Network breach led to Norton code theft

Symantec admits to network breach in 2006 which led to last week's theft of source code for Norton antivirus program, but reiterated incident poses no threat to customers with latest software version, report states.

Security giant Symantec pointed to a network breach in 2006 that eventually led to the source code for its Norton antivirus software to be stolen last week, reversing its earlier statement that the code was stolen from a third party, Reuters reported.

In a report on Tuesday, the company corrected its statement regarding the source code theft of its flagship Norton software after an investigation found that its own networks had been infiltrated. "Upon investigation of the claims made by Anonymous regarding source code disclosure, Symantec believes that the disclosure was the result of a theft of source code that occurred in 2006," the statement said.

The unknown hackers had obtained the blueprint for software such as Norton Antivirus Corporate Edition, Norton Internet Secutiry, Norton Utilities, Norton GoBack and pcAnywhere, during the attack earlier this month, added Symantec spokesperson Chris Paden in the Reuters article. 

"We really had to dig way back to find out that this was actually part of a source code theft," he said. "We are still investigating exactly how it was stolen."

Customers should pay attention
The hackers had also released the code to a 2006 version of Norton Utilities, and said they plan to do the same for the code to Symantec's antivirus software on Tuesday.

However, Paden said the 2006 network breach presented no threat to customers using the most recent versions of Symantec's software as these are "protected against any type of cyberattacks that might materialize as a result of this code".
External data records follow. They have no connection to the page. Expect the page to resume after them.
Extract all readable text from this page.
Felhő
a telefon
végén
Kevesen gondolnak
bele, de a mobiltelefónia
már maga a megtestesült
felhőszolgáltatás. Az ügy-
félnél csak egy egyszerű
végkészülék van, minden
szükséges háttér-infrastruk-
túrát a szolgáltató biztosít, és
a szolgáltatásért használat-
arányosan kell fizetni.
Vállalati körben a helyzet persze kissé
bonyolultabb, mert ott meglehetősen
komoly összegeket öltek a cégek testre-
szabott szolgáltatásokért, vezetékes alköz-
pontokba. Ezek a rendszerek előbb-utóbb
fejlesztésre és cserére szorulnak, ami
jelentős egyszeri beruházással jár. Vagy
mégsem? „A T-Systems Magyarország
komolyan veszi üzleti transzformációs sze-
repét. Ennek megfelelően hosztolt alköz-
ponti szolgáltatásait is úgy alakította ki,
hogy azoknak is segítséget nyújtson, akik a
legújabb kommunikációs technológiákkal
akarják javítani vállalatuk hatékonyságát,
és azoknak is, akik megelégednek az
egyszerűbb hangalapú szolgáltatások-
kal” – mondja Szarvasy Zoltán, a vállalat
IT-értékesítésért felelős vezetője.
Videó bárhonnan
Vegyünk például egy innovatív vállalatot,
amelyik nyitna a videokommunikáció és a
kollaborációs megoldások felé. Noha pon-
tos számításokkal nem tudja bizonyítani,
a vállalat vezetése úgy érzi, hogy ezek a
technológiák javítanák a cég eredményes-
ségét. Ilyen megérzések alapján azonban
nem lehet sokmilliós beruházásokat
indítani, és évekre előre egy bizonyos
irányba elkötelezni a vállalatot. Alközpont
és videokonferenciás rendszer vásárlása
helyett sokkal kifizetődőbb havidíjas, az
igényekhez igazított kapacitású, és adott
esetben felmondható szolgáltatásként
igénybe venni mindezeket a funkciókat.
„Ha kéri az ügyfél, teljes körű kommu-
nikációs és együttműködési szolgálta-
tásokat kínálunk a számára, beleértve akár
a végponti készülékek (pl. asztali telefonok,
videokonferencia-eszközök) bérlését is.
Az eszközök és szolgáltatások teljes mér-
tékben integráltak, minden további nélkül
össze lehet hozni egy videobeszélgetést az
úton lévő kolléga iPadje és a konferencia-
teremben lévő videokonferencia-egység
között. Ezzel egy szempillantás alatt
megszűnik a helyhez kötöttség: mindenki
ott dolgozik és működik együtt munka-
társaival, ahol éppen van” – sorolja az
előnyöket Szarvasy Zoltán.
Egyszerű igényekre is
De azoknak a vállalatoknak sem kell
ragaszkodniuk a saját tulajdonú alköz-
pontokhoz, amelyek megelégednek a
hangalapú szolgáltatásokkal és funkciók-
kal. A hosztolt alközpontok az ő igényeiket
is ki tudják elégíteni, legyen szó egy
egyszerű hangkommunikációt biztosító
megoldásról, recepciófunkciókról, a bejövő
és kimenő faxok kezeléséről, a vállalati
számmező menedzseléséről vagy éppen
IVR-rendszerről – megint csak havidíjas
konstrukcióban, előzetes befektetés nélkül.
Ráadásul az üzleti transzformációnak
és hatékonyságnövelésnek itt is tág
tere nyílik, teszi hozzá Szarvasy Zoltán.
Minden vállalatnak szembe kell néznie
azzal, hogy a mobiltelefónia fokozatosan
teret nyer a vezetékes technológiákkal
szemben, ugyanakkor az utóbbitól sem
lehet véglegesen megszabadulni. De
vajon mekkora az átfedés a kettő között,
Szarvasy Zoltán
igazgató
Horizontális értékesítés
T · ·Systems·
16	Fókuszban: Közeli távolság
He did point out that customers of pcAnywhere, a program which facilitates remote access of PCS, may face "a slightly increased risk" due to the code exposure. Symantec is reaching out to these customers to make them aware of the situation and provide remediation steps to help protect their devices and information, the spokesperson noted.

Laura DiDio, an analyst at Information Technology Intelligence Consulting (ITIC), did not share the same confidence as Paden, though. She told Reuters that Symantec's customers should be concerned about the possibilty that hackers can use the code to figure out how to defeat the antivirus software.

"What we're seeing from Symantec is 'let's put the best public face on this'," she stated. "Unless Symantec wrote all new code from scratch, there are going to be elements of source code in there that are still relevant today."